The DNC Meeting

The Democratic National Committee’s rules and bylaws committee is meeting right now to sort out the Florida-Michigan primary vote squabble that Senator Clinton caused when she backtracked on her earlier agreements about whether those votes should count. Joe Sudbay is liveblogging at AMERICAblog. So far, he says, the 10,000 righteously furious Clinton supporters who are to protest the meeting have not shown up. There are only a couple hundred protesters, he says. Maybe the other 9,700 are still at breakfast and will show up later.

Until something happens, see M.S. Bellows, “The Trap: Clinton’s ‘Briarpatch’ Strategy For The DNC Rules Committee Meeting.” Very basically — and I suspect this is true — Clinton is making demands she knows good and well won’t be met just so she can keep the controversy alive all the way to the convention.

Barack Obama and Howard Dean are about to walk into Harold Ickes’ trap tomorrow, and they aren’t likely to even realize their mistake until Hillary Clinton cries “foul!” next week and announces that “justice” and “voters’ rights” are forcing her to carry her campaign all the way to the Democratic Convention next August.

One of the commenters imagined SenatorPresident Obama’s inauguration — Senator Clinton will rush the stage and try to snatch away the Bible.

Update: MSNBC also counted about 200 protesters. These included a couple of Obama supporters with a sign that says “Change the Rules Until I Win.”

4 thoughts on “The DNC Meeting

  1. Speaking as a voter in a state that moved its primary forward only far enough that it wouldn’t violate any rules, I’m slightly peeved about giving Florida and Michigan any votes. One might argue that it kind of devalues my rule-abiding vote to have those rule-breakers get to have a say in picking my nominee. If the Democrats of those states had wanted to help choose the party nominee, the way to do that was abundantly clear. They made their choice.

    I also think that, if I’d lived there, and known the primary didn’t count, I wouldn’t have voted. So the “results” of those primaries are essentially hogwash, a sampling of the stubborn or stupid, not a representation of what the general Democratic electorate wanted, either at that time or now. Using them as a guide for deciding proportions of representatives at the convention is, well, just silly.

    For Hillary to be suggesting otherwise, much less casting it as some historic civil rights struggle, suggests that she is willing to propagandize me for her own gain, which isn’t something I want in a President.

    My semi-solomonic ‘modest proposal’: Enact Clinton’s plan for how the delegate are seated, with one twist: she gets all the delegates and votes she has proposed for Obama, and he gets all the ones she’s claimed for herself.

  2. I just heard that the original bill introduced to up Florida’s Primary date was introduced by a Democrat. ( Interesting since disgruntled Floridians are blaming this whole thing on the state’s Republican leadership.) Not to mention that Ickes was one of the loudest proponents of upping the Primary date and now is the loudest voice protesting the result.

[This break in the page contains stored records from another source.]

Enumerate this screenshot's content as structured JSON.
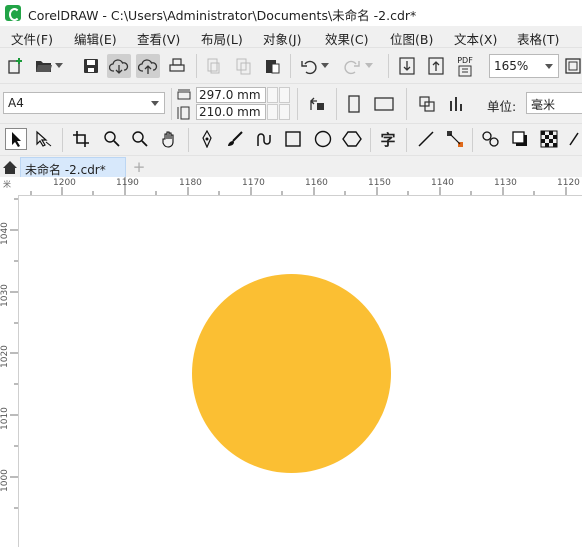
{
  "window": {
    "title": "CorelDRAW - C:\\Users\\Administrator\\Documents\\未命名 -2.cdr*"
  },
  "menu": [
    "文件(F)",
    "编辑(E)",
    "查看(V)",
    "布局(L)",
    "对象(J)",
    "效果(C)",
    "位图(B)",
    "文本(X)",
    "表格(T)"
  ],
  "toolbar": {
    "zoom": "165%",
    "pdf_label": "PDF"
  },
  "property_bar": {
    "page_size": "A4",
    "width": "297.0 mm",
    "height": "210.0 mm",
    "units_label": "单位:",
    "units_value": "毫米"
  },
  "toolbox": {
    "text_tool_glyph": "字"
  },
  "tabs": {
    "document": "未命名 -2.cdr*",
    "new_tab": "+"
  },
  "rulers": {
    "horizontal": [
      "1200",
      "1190",
      "1180",
      "1170",
      "1160",
      "1150",
      "1140",
      "1130",
      "1120"
    ],
    "vertical": [
      "1040",
      "1030",
      "1020",
      "1010",
      "1000"
    ],
    "corner_unit": "米"
  },
  "canvas": {
    "circle_fill": "#fbbf33"
  }
}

    Can we assume that Hillary would have no problem being an illegitimate President? Mr. Bush didn’t. Actually they have very similar personalities. Zeus help us!

  3. MSNBC also counted about 200 protesters

    Well, I demand a recount! I’m betting if MSNBC will look out the door right now, they won’t see but two or three. As of ~2PM here in DC, the thunderstorms are open for business! I’m betting that when the meeting adjourns, the only outpouring that attendees will see is of rain, possible with a sprinkling of hail.

  4. From CNN, quoting a lawyer for Clinton:

    “In a letter addressed to the co-chairs of the rules committee, Clinton lawyer Lyn Utrecht said Friday the panel is compelled to seat both delegations from Florida and Michigan fully and not award Obama any delegates from Michigan.

    “It is a bedrock principle of our party that every vote must be counted, and thereby every elected delegate should be seated,” Utrecht wrote.
    —————————————————————–

    This supports Barbara’s suggestion that Clinton is making totally unreasonable demands in a hope she can take the fight to the convention when she is not granted the nomination by her creative interpretation of the rules. My prediction is that she will get run over by a superdelegate train after the last primary. She does not have a clue how much ill will she’s created, but I think she will get the message long about Wednesday.